Brazilian Jiu-jitsu continually serves as a unique outlet in transforming lives. The BJJ Effect is exhibited through many compelling stories ranging from an individual reaching their athletic goals to one’s aim of conquering the battle against themselves. In 2018 at the IBJJF Dallas Spring Open, 44-year-old, blue belt Dustin Shelhamer captured double gold – with a torn bicep. The audaciousness of facing insuperable challenges is nothing new to Shelhamer. In fact, it has been an ongoing occurrence, as Shelhamer has had to overcome many battles to experience the life-altering benefits BJJ has to offer.
Before Brazilian Jiu-jitsu, Dustin Shelhamer was a full-time firefighter paramedic, police officer, and Federal disaster team member. 25 years in the practice field, Shelhamer was one of the onsite responders to some of the horrific events in U.S history. His philanthropy work for his community grievously came with a price. The experience of these events triggered Shelhamer in developing Post-Traumatic Stress Disorder (PTSD). The disorder became a deleterious plague in the serviceman’s life.
“I spent 25 years in public service as a Fire Fighter paramedic, Police officer, as well a member of the Federal Disaster Team, “Shelhamer said. “I have traveled the world and seen horrific things. I was at Oklahoma City Bombing, World Trade Center, and other horrific events. Those experiences are where I developed PTSD and even didn’t realize it. I destroyed my marriage and was pissing my life away.”
The downward spiral wouldn’t last forever, as a saving grace would bring positive reinforcement in uplifting Shelhamer. Founded by Chad Robichaux, The Mighty Oaks Warrior Program is an organization that assists individuals that struggle with Post-Traumatic Stress, as the focus centers on rebuilding the broken lives of its participants. Like many Mighty Oaks alumnus, Shelhamer involvement allowed him to reap the program’s benefits, growing mentally and spiritually. Shelhamer’s time at Might Oaks is also where he was introduced to Brazilian Jiu-jitsu. Shelhamer instantly fell in love with the grappling Martial Art practice.
“A good friend reached out to Chad Robichaux, and he got me into the Might Oaks Warriors program. I was hesitant to go at first because the program was originally designed for military personnel, and I had never served. However, Chad convinced me to go, and I was the first civilian to go through the program. They taught me two important lessons that changed my life; be the man God created me to be and to find a healthy outlet.”
God and Jiu-jitsu are the two of the greatest gifts that have given the retired servicemen a new life to live for. Inspired to continue his studies of the grappling arts, after Mighty Oaks Shelhamer’s journey would take him to Midland BJJ in Midland Texas, where he has been training and mentored under the leadership of BJJ World Champion, Bruno Bastos. The 2.5 years at Midland BJJ finds the enthusiast training four to eight times a week, engulfed in the BJJ lifestyle. Shelhamer is grateful for his professor and teammates aiding him in his BJJ journey.

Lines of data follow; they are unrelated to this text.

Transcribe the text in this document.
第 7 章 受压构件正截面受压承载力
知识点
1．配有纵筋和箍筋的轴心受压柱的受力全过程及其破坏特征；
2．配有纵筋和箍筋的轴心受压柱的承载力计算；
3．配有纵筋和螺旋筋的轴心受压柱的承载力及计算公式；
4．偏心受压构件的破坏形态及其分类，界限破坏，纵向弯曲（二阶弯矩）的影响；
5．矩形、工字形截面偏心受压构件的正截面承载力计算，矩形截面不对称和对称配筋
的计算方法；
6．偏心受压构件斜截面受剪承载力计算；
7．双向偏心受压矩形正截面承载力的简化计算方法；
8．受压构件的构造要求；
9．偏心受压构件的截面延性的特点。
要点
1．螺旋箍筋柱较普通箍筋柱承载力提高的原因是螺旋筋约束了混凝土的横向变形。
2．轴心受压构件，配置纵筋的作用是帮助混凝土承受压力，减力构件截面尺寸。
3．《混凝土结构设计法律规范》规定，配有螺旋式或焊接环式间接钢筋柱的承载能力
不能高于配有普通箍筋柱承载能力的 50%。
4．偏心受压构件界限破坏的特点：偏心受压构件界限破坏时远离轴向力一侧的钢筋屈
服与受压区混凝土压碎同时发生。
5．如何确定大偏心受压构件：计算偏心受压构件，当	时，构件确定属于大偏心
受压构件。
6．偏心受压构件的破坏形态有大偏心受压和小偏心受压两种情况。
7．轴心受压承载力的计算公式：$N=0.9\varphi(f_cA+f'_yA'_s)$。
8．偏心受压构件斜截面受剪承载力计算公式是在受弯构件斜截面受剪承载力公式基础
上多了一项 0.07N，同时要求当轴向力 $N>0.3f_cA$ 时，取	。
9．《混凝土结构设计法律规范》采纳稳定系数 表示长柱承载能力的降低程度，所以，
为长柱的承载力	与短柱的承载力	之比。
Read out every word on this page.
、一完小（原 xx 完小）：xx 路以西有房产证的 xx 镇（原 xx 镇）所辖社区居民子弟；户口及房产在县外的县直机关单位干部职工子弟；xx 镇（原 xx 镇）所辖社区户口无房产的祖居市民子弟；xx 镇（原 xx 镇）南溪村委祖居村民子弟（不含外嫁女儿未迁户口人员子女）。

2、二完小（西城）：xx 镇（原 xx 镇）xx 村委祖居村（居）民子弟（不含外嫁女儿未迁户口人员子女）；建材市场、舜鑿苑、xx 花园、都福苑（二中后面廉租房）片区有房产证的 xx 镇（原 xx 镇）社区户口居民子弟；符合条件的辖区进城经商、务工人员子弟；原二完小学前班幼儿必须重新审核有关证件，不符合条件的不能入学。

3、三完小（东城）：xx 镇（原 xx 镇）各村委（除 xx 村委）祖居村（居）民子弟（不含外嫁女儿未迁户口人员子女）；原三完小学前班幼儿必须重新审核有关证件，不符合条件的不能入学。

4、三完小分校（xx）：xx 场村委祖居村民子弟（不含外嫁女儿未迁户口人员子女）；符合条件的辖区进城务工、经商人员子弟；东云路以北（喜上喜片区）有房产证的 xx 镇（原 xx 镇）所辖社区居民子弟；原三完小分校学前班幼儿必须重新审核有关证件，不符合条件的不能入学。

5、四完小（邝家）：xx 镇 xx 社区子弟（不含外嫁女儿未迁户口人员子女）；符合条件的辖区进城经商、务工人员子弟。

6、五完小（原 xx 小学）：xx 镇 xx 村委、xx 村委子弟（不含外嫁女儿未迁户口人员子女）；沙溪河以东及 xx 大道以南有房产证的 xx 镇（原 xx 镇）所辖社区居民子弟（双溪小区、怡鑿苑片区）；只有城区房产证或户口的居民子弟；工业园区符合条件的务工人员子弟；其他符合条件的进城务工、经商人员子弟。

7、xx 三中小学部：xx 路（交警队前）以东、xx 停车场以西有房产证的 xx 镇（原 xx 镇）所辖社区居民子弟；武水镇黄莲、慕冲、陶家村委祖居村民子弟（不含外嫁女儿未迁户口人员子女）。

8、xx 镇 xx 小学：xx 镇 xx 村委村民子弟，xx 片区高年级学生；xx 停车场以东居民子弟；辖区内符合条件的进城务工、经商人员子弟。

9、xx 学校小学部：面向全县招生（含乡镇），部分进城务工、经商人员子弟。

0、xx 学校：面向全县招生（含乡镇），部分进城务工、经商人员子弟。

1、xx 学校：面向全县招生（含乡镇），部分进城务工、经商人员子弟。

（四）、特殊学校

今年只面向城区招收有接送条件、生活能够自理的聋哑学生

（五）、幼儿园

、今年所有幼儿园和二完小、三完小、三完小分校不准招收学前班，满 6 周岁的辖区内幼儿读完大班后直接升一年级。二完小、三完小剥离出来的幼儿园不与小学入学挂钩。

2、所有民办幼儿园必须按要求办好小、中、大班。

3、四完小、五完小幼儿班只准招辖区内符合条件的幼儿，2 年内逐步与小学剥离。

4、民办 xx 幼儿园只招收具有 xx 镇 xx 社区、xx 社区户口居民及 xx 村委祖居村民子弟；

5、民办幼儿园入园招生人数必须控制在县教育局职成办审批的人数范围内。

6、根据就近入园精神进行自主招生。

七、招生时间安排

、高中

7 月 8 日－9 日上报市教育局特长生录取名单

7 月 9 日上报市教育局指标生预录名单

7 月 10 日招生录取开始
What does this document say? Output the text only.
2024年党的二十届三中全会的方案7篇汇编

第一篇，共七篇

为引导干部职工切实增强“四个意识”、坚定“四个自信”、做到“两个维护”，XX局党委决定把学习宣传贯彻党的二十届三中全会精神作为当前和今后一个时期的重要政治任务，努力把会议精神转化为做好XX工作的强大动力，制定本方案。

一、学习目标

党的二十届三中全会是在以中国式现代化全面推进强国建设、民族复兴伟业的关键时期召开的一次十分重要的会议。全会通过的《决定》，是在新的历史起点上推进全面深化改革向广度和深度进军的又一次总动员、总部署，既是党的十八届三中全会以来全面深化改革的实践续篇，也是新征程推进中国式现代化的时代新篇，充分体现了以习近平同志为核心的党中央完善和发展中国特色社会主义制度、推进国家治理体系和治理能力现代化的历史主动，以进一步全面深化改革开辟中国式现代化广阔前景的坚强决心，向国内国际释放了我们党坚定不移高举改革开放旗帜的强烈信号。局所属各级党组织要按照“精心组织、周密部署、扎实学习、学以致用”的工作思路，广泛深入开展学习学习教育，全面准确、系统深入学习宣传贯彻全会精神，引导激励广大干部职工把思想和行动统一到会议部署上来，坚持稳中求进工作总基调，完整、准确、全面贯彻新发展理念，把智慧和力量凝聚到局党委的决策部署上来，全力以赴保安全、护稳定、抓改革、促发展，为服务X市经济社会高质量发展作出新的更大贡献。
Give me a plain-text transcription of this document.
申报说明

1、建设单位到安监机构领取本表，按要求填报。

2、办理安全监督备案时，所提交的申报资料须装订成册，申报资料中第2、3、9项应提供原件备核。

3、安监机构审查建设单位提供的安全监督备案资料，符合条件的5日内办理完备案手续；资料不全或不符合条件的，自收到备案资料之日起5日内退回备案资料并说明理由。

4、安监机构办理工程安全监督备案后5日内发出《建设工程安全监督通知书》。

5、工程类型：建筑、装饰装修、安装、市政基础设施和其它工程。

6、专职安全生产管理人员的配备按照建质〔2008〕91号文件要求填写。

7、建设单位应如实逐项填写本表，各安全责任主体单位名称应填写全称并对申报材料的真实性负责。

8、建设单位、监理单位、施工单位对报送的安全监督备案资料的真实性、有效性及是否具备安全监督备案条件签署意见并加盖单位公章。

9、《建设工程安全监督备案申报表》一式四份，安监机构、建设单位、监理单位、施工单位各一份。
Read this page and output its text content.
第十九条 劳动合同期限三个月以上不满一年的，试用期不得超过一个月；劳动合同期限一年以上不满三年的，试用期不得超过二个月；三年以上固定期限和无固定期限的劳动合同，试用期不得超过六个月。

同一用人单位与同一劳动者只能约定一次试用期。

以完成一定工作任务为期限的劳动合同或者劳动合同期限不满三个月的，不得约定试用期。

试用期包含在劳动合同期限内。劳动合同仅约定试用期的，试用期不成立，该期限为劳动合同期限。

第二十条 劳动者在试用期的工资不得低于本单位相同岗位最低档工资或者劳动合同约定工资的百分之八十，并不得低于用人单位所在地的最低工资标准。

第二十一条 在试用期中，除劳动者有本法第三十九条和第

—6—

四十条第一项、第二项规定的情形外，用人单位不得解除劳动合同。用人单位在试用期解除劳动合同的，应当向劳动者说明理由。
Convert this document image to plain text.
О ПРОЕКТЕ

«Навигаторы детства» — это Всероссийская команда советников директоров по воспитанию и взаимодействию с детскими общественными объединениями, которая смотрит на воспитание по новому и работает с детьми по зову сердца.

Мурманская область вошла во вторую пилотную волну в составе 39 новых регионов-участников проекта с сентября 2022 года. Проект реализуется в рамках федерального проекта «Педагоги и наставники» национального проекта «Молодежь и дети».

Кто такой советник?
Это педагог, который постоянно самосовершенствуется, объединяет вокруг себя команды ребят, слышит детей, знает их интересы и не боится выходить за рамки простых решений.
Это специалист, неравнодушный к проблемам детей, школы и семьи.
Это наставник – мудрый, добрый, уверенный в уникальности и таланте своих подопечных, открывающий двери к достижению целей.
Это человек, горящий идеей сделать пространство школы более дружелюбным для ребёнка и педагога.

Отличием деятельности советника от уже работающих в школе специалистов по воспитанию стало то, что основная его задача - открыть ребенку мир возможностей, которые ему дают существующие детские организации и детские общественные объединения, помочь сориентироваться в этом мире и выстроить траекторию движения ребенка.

“I love this sport and the friendships it brings. My Professor is a great motivator although he is considerably younger than me he has my greatest respect,” Shelhamer told BJJ Legends. “He is still a very active competitor and leads from the front. We also have some great black belts in our gym that drive us and lift us up. Brad Barnes is my solid when I’m trying to figure it all out! He’s no BS and tells it straight. Joe Castillo “Joe-Jitsu” might be the most respected man in our gym. 60 years old multiple belt level world champion and genuine gentleman. Gabe Hernandez everyone’s friend and savage, and Matt “little one” McCormick is a monster and smiles while he crushes you.”
All of Shelhamer’s training would eventually prompt a desire to test his skills in a tournament setting. The desire of challenging himself drives Shelhamer’s motivation to compete. No injury, opponent, or mental demon has yet to break the Midland BJJ representative thus far, as he has accomplished much success as a Brazilian Jiu-jitsu competitor. Dustin Shelhamer’s competitor aspirations are to win the Master Worlds and become a positive role model for his teammates.
“My biggest competition is me. I can’t quit, no easy way out. I’m fortunate in my walk with PTSD that I have never considered suicide. But I did give up on life. So now that I’m walking a different path, I made a promise to never quit to myself, to God and my corner man. Even in a loss, I succeeded in beating myself when giving up was easier.”
What would life be without BJJ for Dustin Shelhamer? There would be no healing, no fulfillment, no blessings, and no rehabilitation. Brazilian Jiu-jitsu has given Shelhamer all of these rewards, as life couldn’t be any more gratifying on and off the mat.